Opening a tender to outside buyers changes who sets the price. In a closed process, the company is usually negotiating with one insider fund that already knows the business, already has board access, and can buy a block without competing bids. Inviting external investors creates real demand tension. More buyers can review the company, compare it to public peers, and compete for shares, which is the basic mechanism that pushes a tender price closer to current market value.

  • Most tenders in the dataset were anchored to the last primary round rather than refreshed market demand. 83% were priced at or below the last round, and lower pricing correlated with weaker employee participation. That is what happens when the buyer pool is narrow and price discovery is thin.

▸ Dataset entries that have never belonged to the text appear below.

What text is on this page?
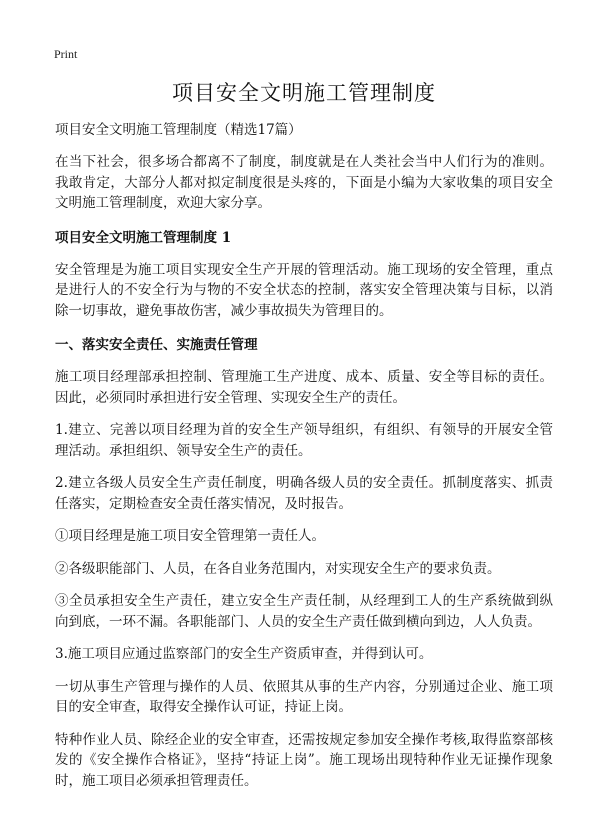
Print
项目安全文明施工管理制度

项目安全文明施工管理制度（精选17篇）

在当下社会，很多场合都离不了制度，制度就是在人类社会当中人们行为的准则。我敢肯定，大部分人都对拟定制度很是头疼的，下面是小编为大家收集的项目安全文明施工管理制度，欢迎大家分享。

项目安全文明施工管理制度 1

安全管理是为施工项目实现安全生产开展的管理活动。施工现场的安全管理，重点是进行人的不安全行为与物的不安全状态的控制，落实安全管理决策与目标，以消除一切事故，避免事故伤害，减少事故损失为管理目的。

一、落实安全责任、实施责任管理

施工项目经理部承担控制、管理施工生产进度、成本、质量、安全等目标的责任。因此，必须同时承担进行安全管理、实现安全生产的责任。

1.建立、完善以项目经理为首的安全生产领导组织，有组织、有领导的开展安全管理活动。承担组织、领导安全生产的责任。

2.建立各级人员安全生产责任制度，明确各级人员的安全责任。抓制度落实、抓责任落实，定期检查安全责任落实情况，及时报告。

①项目经理是施工项目安全管理第一责任人。

②各级职能部门、人员，在各自业务范围内，对实现安全生产的要求负责。

③全员承担安全生产责任，建立安全生产责任制，从经理到工人的生产系统做到纵向到底，一环不漏。各职能部门、人员的安全生产责任做到横向到边，人人负责。

3.施工项目应通过监察部门的安全生产资质审查，并得到认可。

一切从事生产管理与操作的人员、依照其从事的生产内容，分别通过企业、施工项目的安全审查，取得安全操作认可证，持证上岗。

特种作业人员、除经企业的安全审查，还需按规定参加安全操作考核,取得监察部核发的《安全操作合格证》，坚持“持证上岗”。施工现场出现特种作业无证操作现象时，施工项目必须承担管理责任。
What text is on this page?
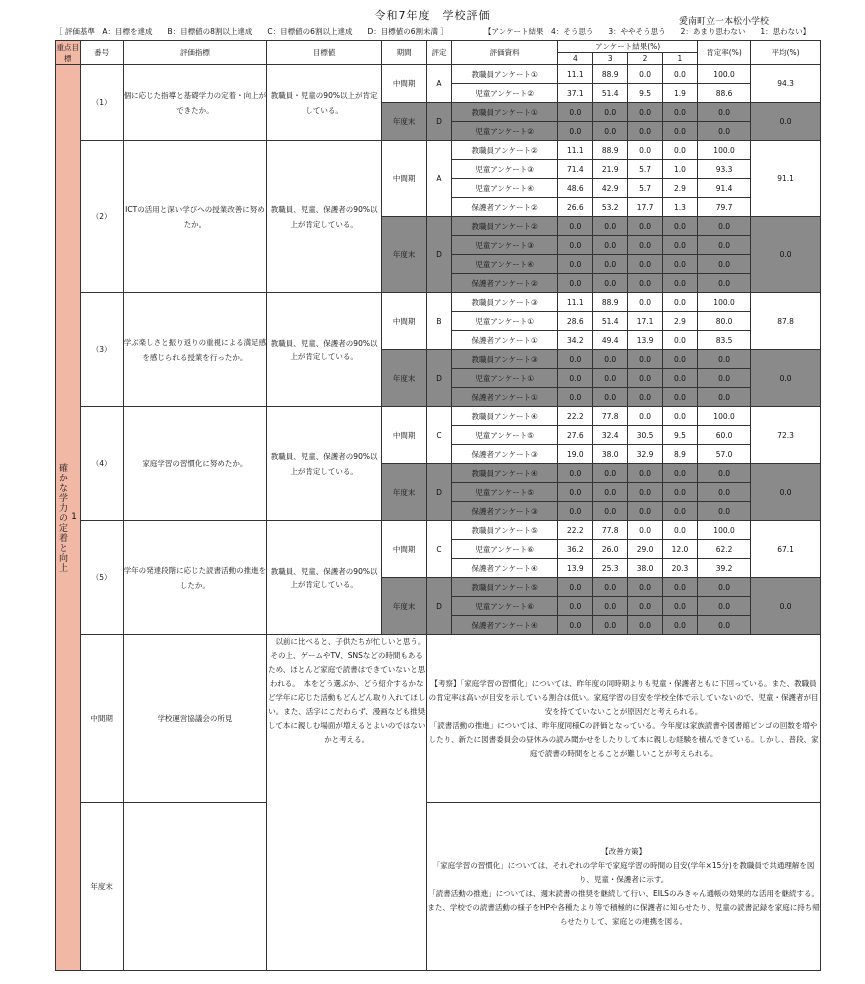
令和7年度　学校評価	愛南町立一本松小学校
［ 評価基準　A：目標を達成　　B：目標値の8割以上達成　　C：目標値の6割以上達成　　D：目標値の6割未満 ］	【アンケート結果　4：そう思う　　3：ややそう思う　　2：あまり思わない　　1：思わない】
重点目標	番号	評価指標	目標値	期間	評定	評価資料	アンケート結果(%)				肯定率(%)	平均(%)
							4	3	2	1		

1
確かな学力の定着と向上	（1）	個に応じた指導と基礎学力の定着・向上ができたか。	教職員・児童の90%以上が肯定している。	中間期	A	教職員アンケート①	11.1	88.9	0.0	0.0	100.0	94.3
						児童アンケート②	37.1	51.4	9.5	1.9	88.6	
				年度末	D	教職員アンケート①	0.0	0.0	0.0	0.0	0.0	0.0
						児童アンケート②	0.0	0.0	0.0	0.0	0.0	
	（2）	ICTの活用と深い学びへの授業改善に努めたか。	教職員、児童、保護者の90%以上が肯定している。	中間期	A	教職員アンケート②	11.1	88.9	0.0	0.0	100.0	91.1
						児童アンケート③	71.4	21.9	5.7	1.0	93.3	
						児童アンケート④	48.6	42.9	5.7	2.9	91.4	
						保護者アンケート②	26.6	53.2	17.7	1.3	79.7	
				年度末	D	教職員アンケート②	0.0	0.0	0.0	0.0	0.0	0.0
						児童アンケート③	0.0	0.0	0.0	0.0	0.0	
						児童アンケート④	0.0	0.0	0.0	0.0	0.0	
						保護者アンケート②	0.0	0.0	0.0	0.0	0.0	
	（3）	学ぶ楽しさと振り返りの重視による満足感を感じられる授業を行ったか。	教職員、児童、保護者の90%以上が肯定している。	中間期	B	教職員アンケート③	11.1	88.9	0.0	0.0	100.0	87.8
						児童アンケート①	28.6	51.4	17.1	2.9	80.0	
						保護者アンケート①	34.2	49.4	13.9	0.0	83.5	
				年度末	D	教職員アンケート③	0.0	0.0	0.0	0.0	0.0	0.0
						児童アンケート①	0.0	0.0	0.0	0.0	0.0	
						保護者アンケート①	0.0	0.0	0.0	0.0	0.0	
	（4）	家庭学習の習慣化に努めたか。	教職員、児童、保護者の90%以上が肯定している。	中間期	C	教職員アンケート④	22.2	77.8	0.0	0.0	100.0	72.3
						児童アンケート⑤	27.6	32.4	30.5	9.5	60.0	
						保護者アンケート③	19.0	38.0	32.9	8.9	57.0	
				年度末	D	教職員アンケート④	0.0	0.0	0.0	0.0	0.0	0.0
						児童アンケート⑤	0.0	0.0	0.0	0.0	0.0	
						保護者アンケート③	0.0	0.0	0.0	0.0	0.0	
	（5）	学年の発達段階に応じた読書活動の推進をしたか。	教職員、児童、保護者の90%以上が肯定している。	中間期	C	教職員アンケート⑤	22.2	77.8	0.0	0.0	100.0	67.1
						児童アンケート⑥	36.2	26.0	29.0	12.0	62.2	
						保護者アンケート④	13.9	25.3	38.0	20.3	39.2	
				年度末	D	教職員アンケート⑤	0.0	0.0	0.0	0.0	0.0	0.0
						児童アンケート⑥	0.0	0.0	0.0	0.0	0.0	
						保護者アンケート④	0.0	0.0	0.0	0.0	0.0	
	中間期	学校運営協議会の所見	以前に比べると、子供たちが忙しいと思う。その上、ゲームやTV、SNSなどの時間もあるため、ほとんど家庭で読書はできていないと思われる。　本をどう選ぶか、どう紹介するかなど学年に応じた活動もどんどん取り入れてほしい。また、活字にこだわらず、漫画なども推奨して本に親しむ場面が増えるとよいのではないかと考える。		【考察】「家庭学習の習慣化」については、昨年度の同時期よりも児童・保護者ともに下回っている。また、教職員の肯定率は高いが目安を示している割合は低い。家庭学習の目安を学校全体で示していないので、児童・保護者が目安を持てていないことが原因だと考えられる。

「読書活動の推進」については、昨年度同様Cの評価となっている。今年度は家族読書や図書館ビンゴの回数を増やしたり、新たに図書委員会の昼休みの読み聞かせをしたりして本に親しむ経験を積んできている。しかし、普段、家庭で読書の時間をとることが難しいことが考えられる。							

	年度末				【改善方策】

「家庭学習の習慣化」については、それぞれの学年で家庭学習の時間の目安(学年×15分)を教職員で共通理解を図り、児童・保護者に示す。

「読書活動の推進」については、週末読書の推奨を継続して行い、EILSのみきゃん通帳の効果的な活用を継続する。また、学校での読書活動の様子をHPや各種たより等で積極的に保護者に知らせたり、児童の読書記録を家庭に持ち帰らせたりして、家庭との連携を図る。							
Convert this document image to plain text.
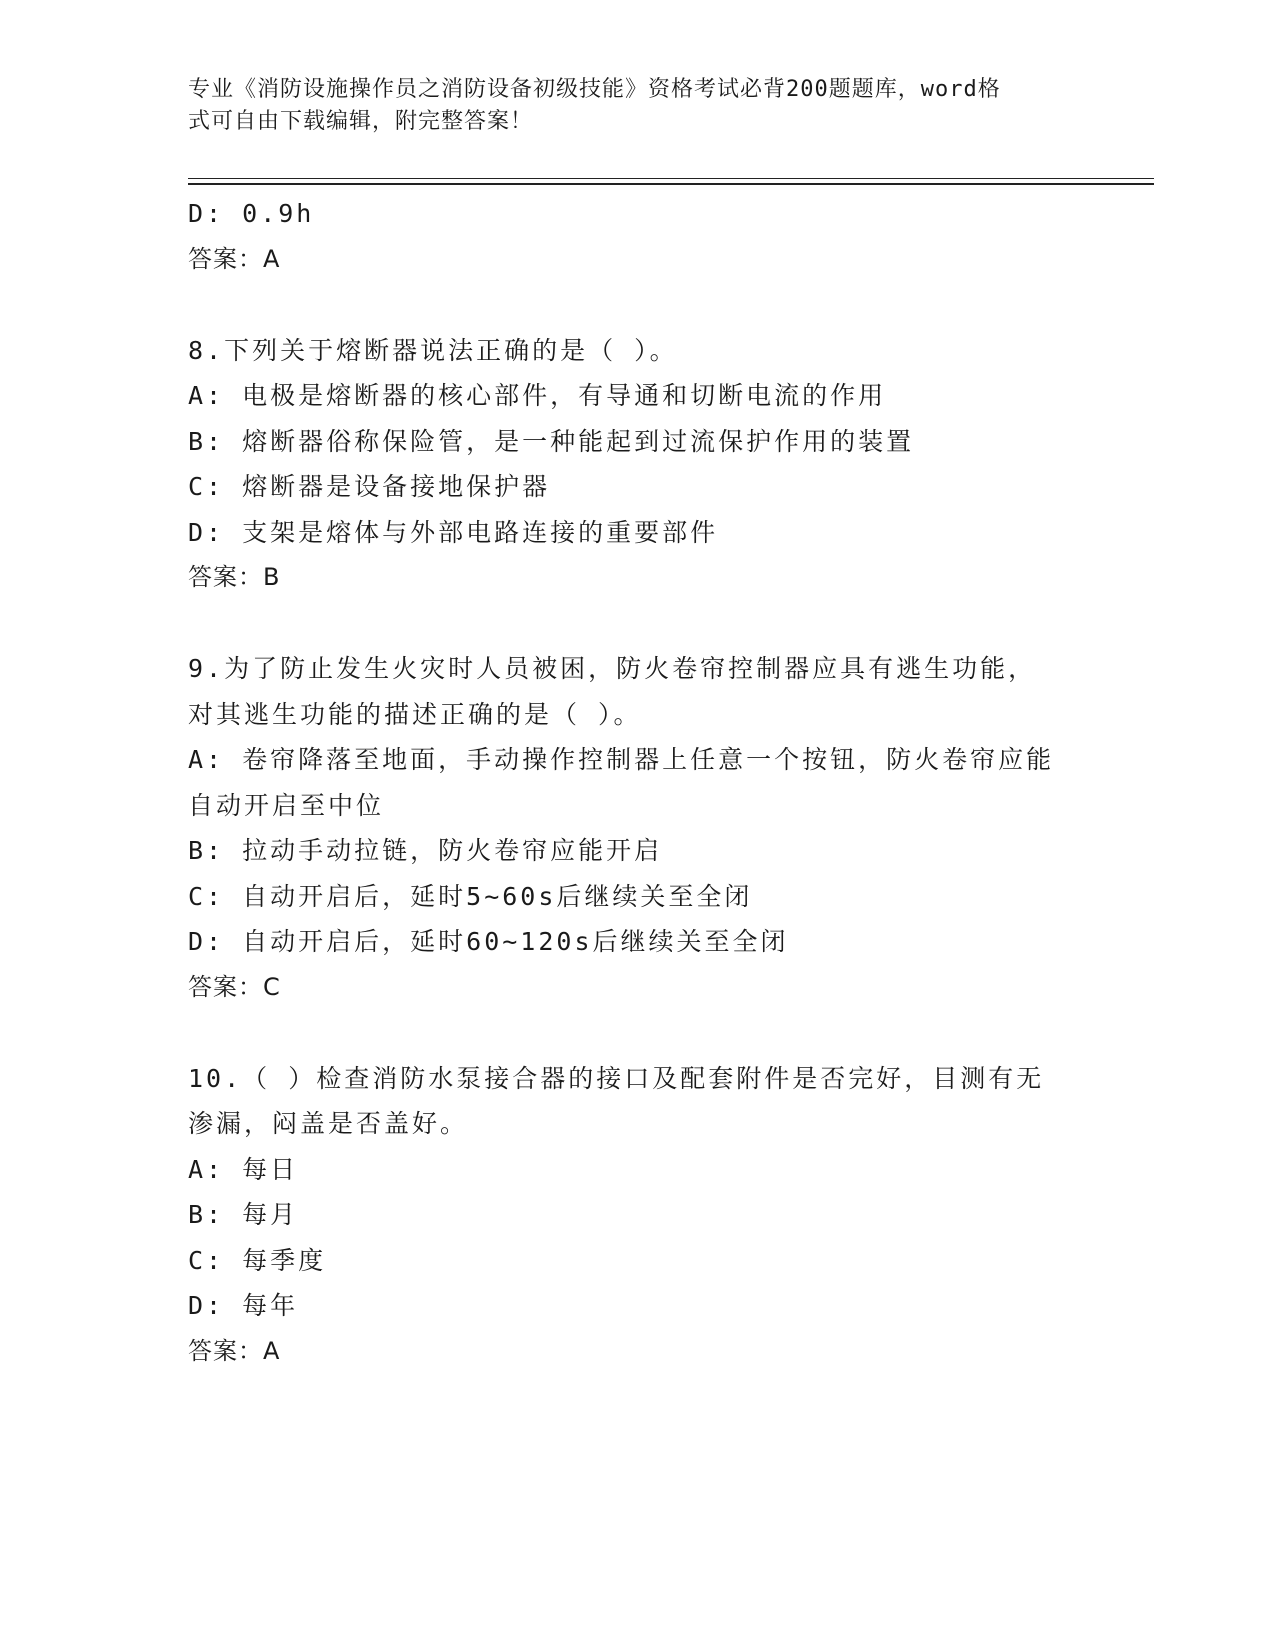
专业《消防设施操作员之消防设备初级技能》资格考试必背200题题库，word格
式可自由下载编辑，附完整答案！
D: 0.9h
答案：A
8.下列关于熔断器说法正确的是（ ）。
A: 电极是熔断器的核心部件，有导通和切断电流的作用
B: 熔断器俗称保险管，是一种能起到过流保护作用的装置
C: 熔断器是设备接地保护器
D: 支架是熔体与外部电路连接的重要部件
答案：B
9.为了防止发生火灾时人员被困，防火卷帘控制器应具有逃生功能，
对其逃生功能的描述正确的是（ ）。
A: 卷帘降落至地面，手动操作控制器上任意一个按钮，防火卷帘应能
自动开启至中位
B: 拉动手动拉链，防火卷帘应能开启
C: 自动开启后，延时5~60s后继续关至全闭
D: 自动开启后，延时60~120s后继续关至全闭
答案：C
10.（ ）检查消防水泵接合器的接口及配套附件是否完好，目测有无
渗漏，闷盖是否盖好。
A: 每日
B: 每月
C: 每季度
D: 每年
答案：A
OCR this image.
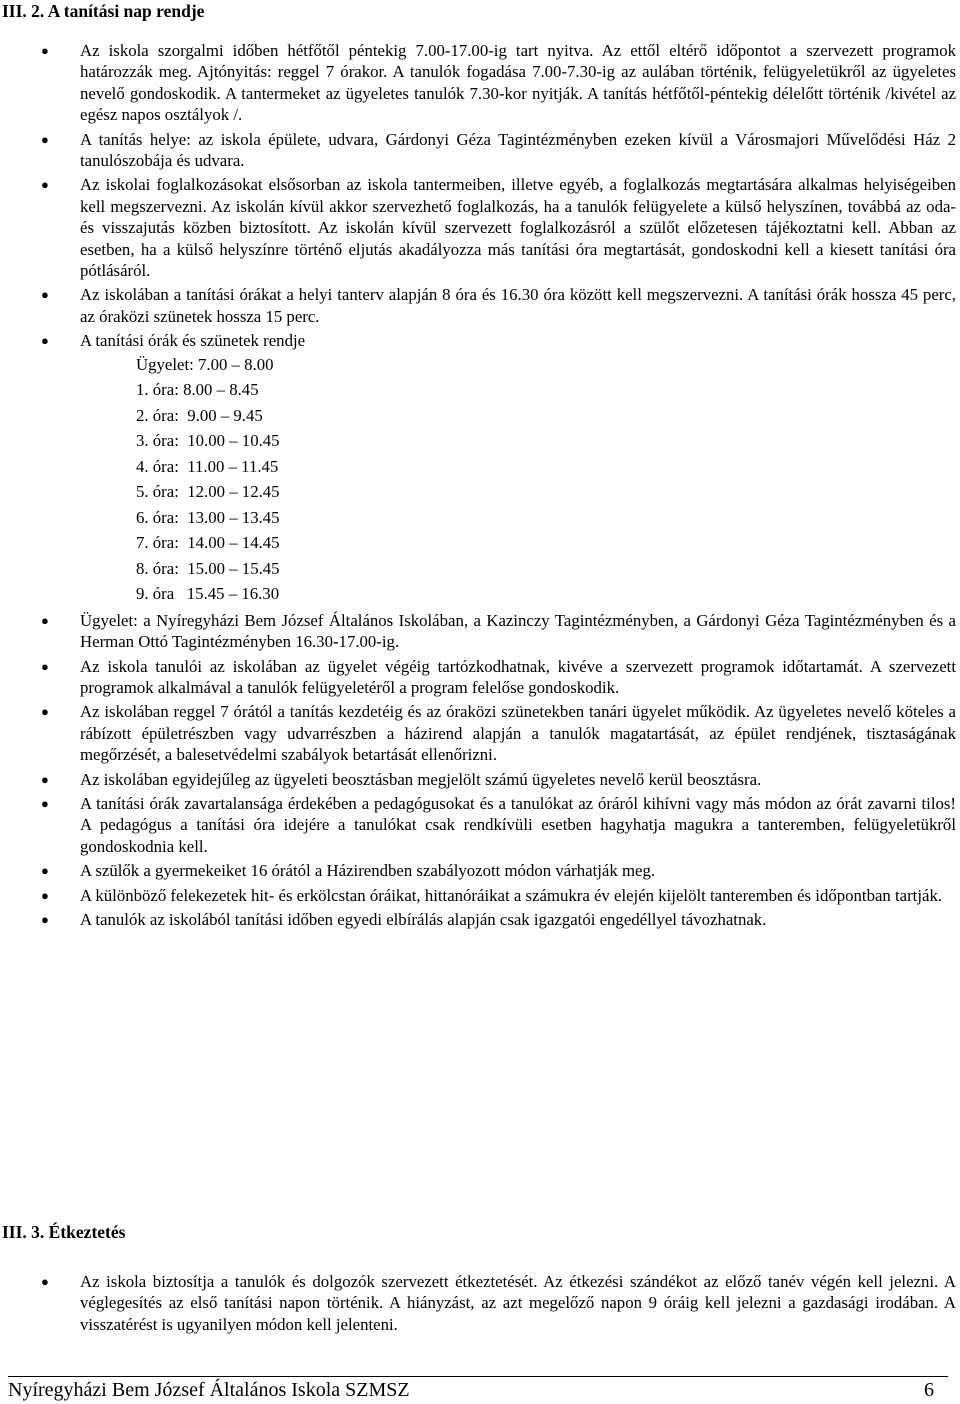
III. 2. A tanítási nap rendje
● Az iskola szorgalmi időben hétfőtől péntekig 7.00-17.00-ig tart nyitva. Az ettől eltérő időpontot a szervezett programok határozzák meg. Ajtónyitás: reggel 7 órakor. A tanulók fogadása 7.00-7.30-ig az aulában történik, felügyeletükről az ügyeletes nevelő gondoskodik. A tantermeket az ügyeletes tanulók 7.30-kor nyitják. A tanítás hétfőtől-péntekig délelőtt történik /kivétel az egész napos osztályok /.
● A tanítás helye: az iskola épülete, udvara, Gárdonyi Géza Tagintézményben ezeken kívül a Városmajori Művelődési Ház 2 tanulószobája és udvara.
● Az iskolai foglalkozásokat elsősorban az iskola tantermeiben, illetve egyéb, a foglalkozás megtartására alkalmas helyiségeiben kell megszervezni. Az iskolán kívül akkor szervezhető foglalkozás, ha a tanulók felügyelete a külső helyszínen, továbbá az oda- és visszajutás közben biztosított. Az iskolán kívül szervezett foglalkozásról a szülőt előzetesen tájékoztatni kell. Abban az esetben, ha a külső helyszínre történő eljutás akadályozza más tanítási óra megtartását, gondoskodni kell a kiesett tanítási óra pótlásáról.
● Az iskolában a tanítási órákat a helyi tanterv alapján 8 óra és 16.30 óra között kell megszervezni. A tanítási órák hossza 45 perc, az óraközi szünetek hossza 15 perc.
● A tanítási órák és szünetek rendje
Ügyelet: 7.00 – 8.00
1. óra: 8.00 – 8.45
2. óra:  9.00 – 9.45
3. óra:  10.00 – 10.45
4. óra:  11.00 – 11.45
5. óra:  12.00 – 12.45
6. óra:  13.00 – 13.45
7. óra:  14.00 – 14.45
8. óra:  15.00 – 15.45
9. óra   15.45 – 16.30
● Ügyelet: a Nyíregyházi Bem József Általános Iskolában, a Kazinczy Tagintézményben, a Gárdonyi Géza Tagintézményben és a Herman Ottó Tagintézményben 16.30-17.00-ig.
● Az iskola tanulói az iskolában az ügyelet végéig tartózkodhatnak, kivéve a szervezett programok időtartamát. A szervezett programok alkalmával a tanulók felügyeletéről a program felelőse gondoskodik.
● Az iskolában reggel 7 órától a tanítás kezdetéig és az óraközi szünetekben tanári ügyelet működik. Az ügyeletes nevelő köteles a rábízott épületrészben vagy udvarrészben a házirend alapján a tanulók magatartását, az épület rendjének, tisztaságának megőrzését, a balesetvédelmi szabályok betartását ellenőrizni.
● Az iskolában egyidejűleg az ügyeleti beosztásban megjelölt számú ügyeletes nevelő kerül beosztásra.
● A tanítási órák zavartalansága érdekében a pedagógusokat és a tanulókat az óráról kihívni vagy más módon az órát zavarni tilos! A pedagógus a tanítási óra idejére a tanulókat csak rendkívüli esetben hagyhatja magukra a tanteremben, felügyeletükről gondoskodnia kell.
● A szülők a gyermekeiket 16 órától a Házirendben szabályozott módon várhatják meg.
● A különböző felekezetek hit- és erkölcstan óráikat, hittanóráikat a számukra év elején kijelölt tanteremben és időpontban tartják.
● A tanulók az iskolából tanítási időben egyedi elbírálás alapján csak igazgatói engedéllyel távozhatnak.
III. 3. Étkeztetés
● Az iskola biztosítja a tanulók és dolgozók szervezett étkeztetését. Az étkezési szándékot az előző tanév végén kell jelezni. A véglegesítés az első tanítási napon történik. A hiányzást, az azt megelőző napon 9 óráig kell jelezni a gazdasági irodában. A visszatérést is ugyanilyen módon kell jelenteni.
Nyíregyházi Bem József Általános Iskola SZMSZ	6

  • In practice, outside investors cannot simply show up and bid. Private tenders are issuer controlled. Platforms like Nasdaq Private Market note that participation happens at the issuer's invitation and discretion, and Carta's workflows are built around companies inviting participants and granting information access.
  • The tradeoff is control versus price. Companies like closed tenders because they keep the cap table clean and paperwork manageable. But that same control limits competition. Secondary platforms and transfer agents exist to handle onboarding, disclosures, transfers, and settlement so a company can widen access without turning the cap table into chaos.

The direction of travel is toward more structured, repeatable private liquidity programs with a broader buyer set. As companies stay private longer, the winning model is likely to look less like a one off insider favor and more like a managed mini market, where companies still control access but let enough outside capital in to produce a believable clearing price.